We just showed that both a and b are even. Which is impossible: we started out by saying that a / b is in its simplest form. If both a and b are even, the fraction is not in its simplest form. We have found a contradiction. Therefore, our original supposition must be wrong, and √6 cannot be rational.

√6 is irrational.

This is a variation of a well-known proof that √2 is irrational.
• What is the square root of 100/225 • May you please explain square root of 75?

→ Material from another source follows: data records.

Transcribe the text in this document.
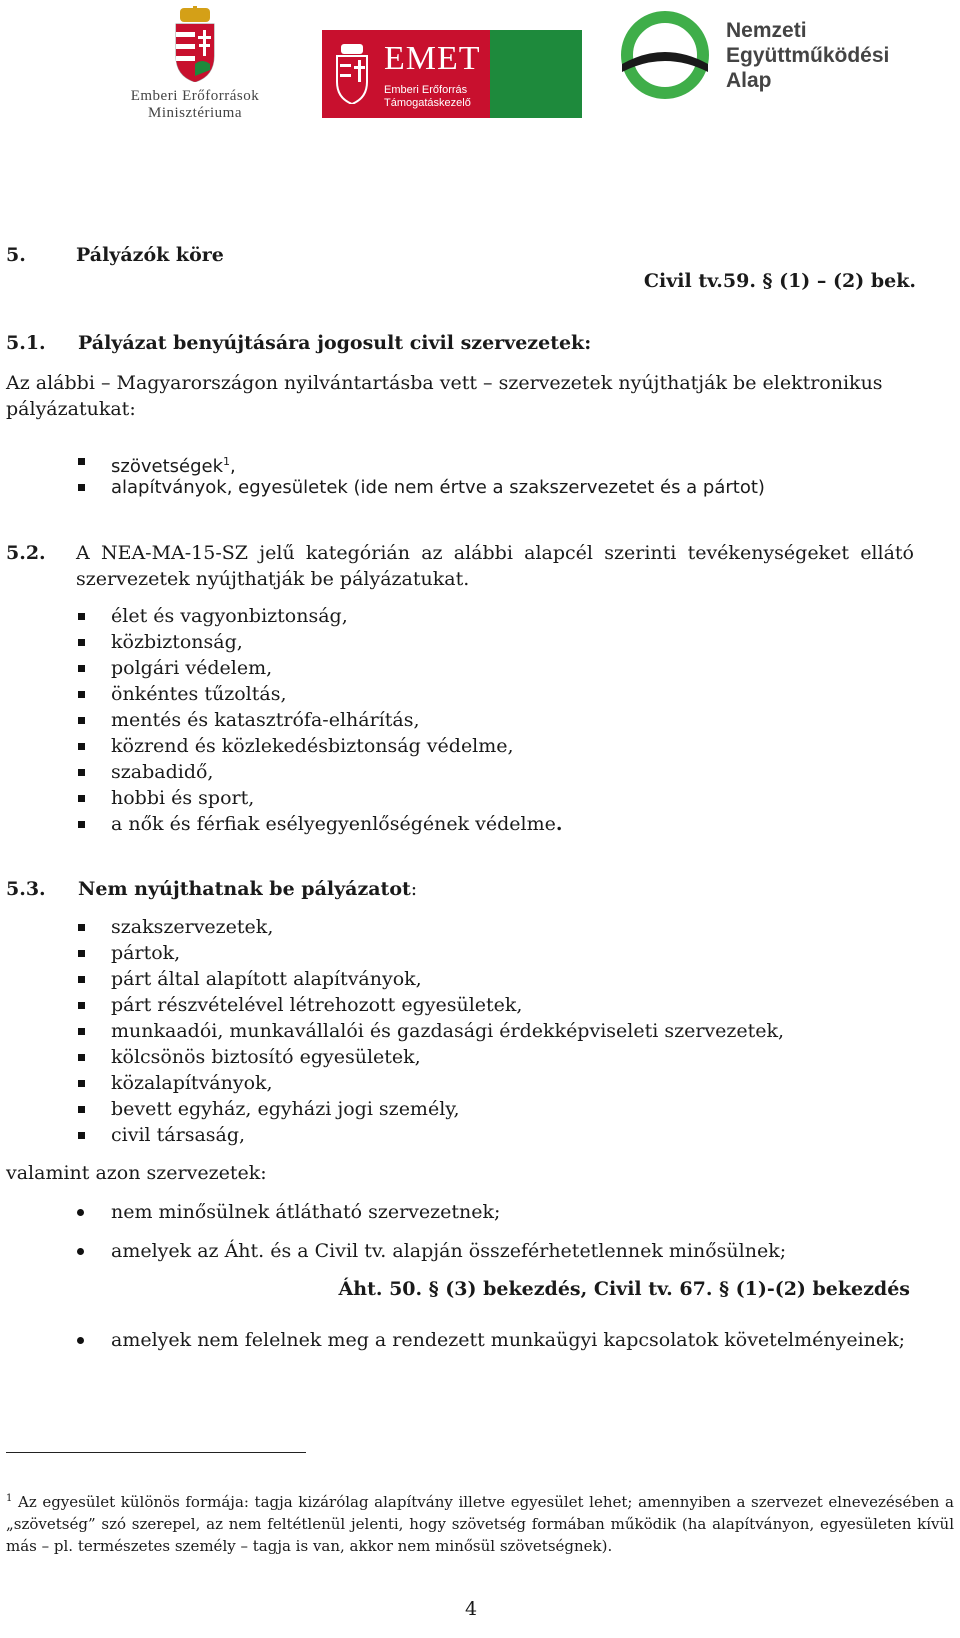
Emberi Erőforrások
Minisztériuma
EMET
Emberi Erőforrás
Támogatáskezelő
Nemzeti
Együttműködési
Alap
5.	Pályázók köre
Civil tv.59. § (1) – (2) bek.
5.1. Pályázat benyújtására jogosult civil szervezetek:
Az alábbi – Magyarországon nyilvántartásba vett – szervezetek nyújthatják be elektronikus
pályázatukat:
szövetségek$^1$,
alapítványok, egyesületek (ide nem értve a szakszervezetet és a pártot)
5.2. A NEA-MA-15-SZ jelű kategórián az alábbi alapcél szerinti tevékenységeket ellátó
szervezetek nyújthatják be pályázatukat.
élet és vagyonbiztonság,
közbiztonság,
polgári védelem,
önkéntes tűzoltás,
mentés és katasztrófa-elhárítás,
közrend és közlekedésbiztonság védelme,
szabadidő,
hobbi és sport,
a nők és férfiak esélyegyenlőségének védelme.
5.3. Nem nyújthatnak be pályázatot:
szakszervezetek,
pártok,
párt által alapított alapítványok,
párt részvételével létrehozott egyesületek,
munkaadói, munkavállalói és gazdasági érdekképviseleti szervezetek,
kölcsönös biztosító egyesületek,
közalapítványok,
bevett egyház, egyházi jogi személy,
civil társaság,
valamint azon szervezetek:
nem minősülnek átlátható szervezetnek;
amelyek az Áht. és a Civil tv. alapján összeférhetetlennek minősülnek;
Áht. 50. § (3) bekezdés, Civil tv. 67. § (1)-(2) bekezdés
amelyek nem felelnek meg a rendezett munkaügyi kapcsolatok követelményeinek;
$^1$ Az egyesület különös formája: tagja kizárólag alapítvány illetve egyesület lehet; amennyiben a szervezet elnevezésében a „szövetség” szó szerepel, az nem feltétlenül jelenti, hogy szövetség formában működik (ha alapítványon, egyesületen kívül más – pl. természetes személy – tagja is van, akkor nem minősül szövetségnek).
4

Is it 5 root 3? • what about PI?, we can express it by 22/7. Is it irrational? • Pi doe not = 22/7
22/7 is only an estimate for Pi, just like 3.14 is an estimate for Pi.
You can see this if you compare the digits.

Pi is an irrational number -- a non-ending and non-repeating decimal.
Pi = 3.1415926535897932384626...

22/7 is a rational number as it is a ratio of 2 integers. This is the definition of a rational number. In decimal form, 22/7 creates a repeating decimal.
22/7 = 3.142857142857142857...

Hopefully you can see that as soon as you get to thousandths place, these numbers are no longer the same.
• How can we use square roots in real life?